Unity does not provide retail banking for individuals but it does a useful job as bankers not only for unions but also for a wide range of charities, local authorities and community organisations.  My experience of them has generally been positive: helpfully, they were early adopters of an electronic equivalent to the standard ‘two signature’ rule for cheque signing, so that charities and other organisations with this rule in force can make payments on-line.

Ways forward for Britain’s coop movement

I’m pleased to hear that around 140 people have booked in for this Friday’s conference, called by Co-operative Business Consultants following last year’s Co-op Bank debacle to discuss – as CBC puts it –  “Ways Forward for the Co-operative Movement”.   This is a potentially important initiative, and the high level of attendance suggests that there are plenty of activists determined to prove that there’s life in the old coop dog yet.

I’ve been working this morning on the short presentation I’ll be making to the workshop looking at member capital.  Co-operative capital is, as you’ll know if you’ve been following my blog, one of the issues I consider most important for the coop movement to address, and I just hope that people don’t see the word ‘capital’ in the programme and feel that this session is not for them.

The conference is in Manchester, the city which has over the past century and a half hosted many of the most significant events in the UK coop movement’s history.  This could be another one.

I’ll be contributing a report to The Guardian’s social enterprise hub afterwards and will post a link here.

Ethics and the Co-op Bank

Organisers of the Save Our Bank campaign to keep the Co-operative Bank ethical, which is being led by the Ethical Consumer magazine (itself a cooperative, of course), last week met with the Co-op Group’s chief executive Euan Sutherland. The campaign issued its latest online newsletter last Thursday.
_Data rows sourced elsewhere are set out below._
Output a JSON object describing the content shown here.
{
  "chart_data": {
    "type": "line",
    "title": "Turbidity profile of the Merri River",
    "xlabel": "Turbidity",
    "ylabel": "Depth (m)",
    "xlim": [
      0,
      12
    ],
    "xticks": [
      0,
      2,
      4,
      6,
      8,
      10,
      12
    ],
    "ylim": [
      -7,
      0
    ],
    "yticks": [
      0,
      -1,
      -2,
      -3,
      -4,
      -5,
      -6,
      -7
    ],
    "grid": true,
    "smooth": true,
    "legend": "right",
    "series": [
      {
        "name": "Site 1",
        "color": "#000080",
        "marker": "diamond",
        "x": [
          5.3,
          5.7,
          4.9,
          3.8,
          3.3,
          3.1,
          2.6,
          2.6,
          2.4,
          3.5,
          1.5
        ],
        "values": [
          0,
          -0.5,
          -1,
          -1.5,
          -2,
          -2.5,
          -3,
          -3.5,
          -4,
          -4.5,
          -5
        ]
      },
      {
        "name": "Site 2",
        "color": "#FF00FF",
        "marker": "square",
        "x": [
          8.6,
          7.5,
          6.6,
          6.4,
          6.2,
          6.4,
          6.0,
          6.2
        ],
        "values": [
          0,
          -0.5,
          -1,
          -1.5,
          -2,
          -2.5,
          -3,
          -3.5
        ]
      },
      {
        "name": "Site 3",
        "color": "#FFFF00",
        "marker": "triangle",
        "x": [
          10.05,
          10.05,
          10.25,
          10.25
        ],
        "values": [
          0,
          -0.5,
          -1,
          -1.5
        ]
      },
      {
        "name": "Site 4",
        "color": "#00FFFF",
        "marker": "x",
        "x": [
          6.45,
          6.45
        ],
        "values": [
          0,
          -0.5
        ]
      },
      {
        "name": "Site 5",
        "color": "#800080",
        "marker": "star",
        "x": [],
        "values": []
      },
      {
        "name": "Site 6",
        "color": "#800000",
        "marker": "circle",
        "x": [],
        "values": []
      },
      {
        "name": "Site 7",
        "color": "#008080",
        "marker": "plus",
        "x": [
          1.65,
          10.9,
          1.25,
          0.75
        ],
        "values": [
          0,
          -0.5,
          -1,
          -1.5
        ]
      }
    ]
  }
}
My own view is that, with the capital restructure and the arrival of the hedge funds, the Co-op Bank will be well outside what could legitimately be called a cooperative business so in that sense the moment to ‘save’ it has passed. But nevertheless it is clearly valuable to pressure the bank to retain an ethical approach to the banking business. We need to remember though that (even given recent media attention) its reputation as an ethical bank is currently the Co-op Bank’s USP so it is hardly in the investors’ own interests not to support it, at least with lip-service.

Perhaps the most interesting discussions within the Save Our Bank campaign, I think, are around the possibilities of future re-mutualisation.  I would be delighted to see this, although realistically I think you have to conclude that the prospects are currently very distant.  But this links directly to the issue of suitable cooperative capital instruments for cooperatives, which I have been banging on about endlessly in recent months and which I will seize this moment to mention yet again.

One hedge fund takes the money… as another one arrives

Today’s Financial Times reports that one of the US hedge funds involved in the Co-operative Bank restructure, Aurelius, has already sold almost all its stake in the Bank (don’t get too excited, it’s gone to another hedge fund, Perry Capital).  The cooperative world has frequently talked of the short-termism of the capital markets and here, it would seem, is a text-book example.

The FT dedicates a whole page to the recent story of the Bank and the Co-operative Group, a generally very fair feature which assesses what has been happening and why.  The paper also reminders its readers of recent difficulties among other cooperatives, including (as I’ve reported here) Rabobank.  FT journalist Patrick Jenkins quotes a Moody’s analyst Carola Schuler who puts current problems at cooperatives down to two core causes, corporate governance and capital allocation.

Actually, I think, Moody’s analysis is absolutely right.  The FT doesn’t go on to add (but I will) that both issues have already been identified as key issues in the International Co-operative Alliance’s current strategic work agenda.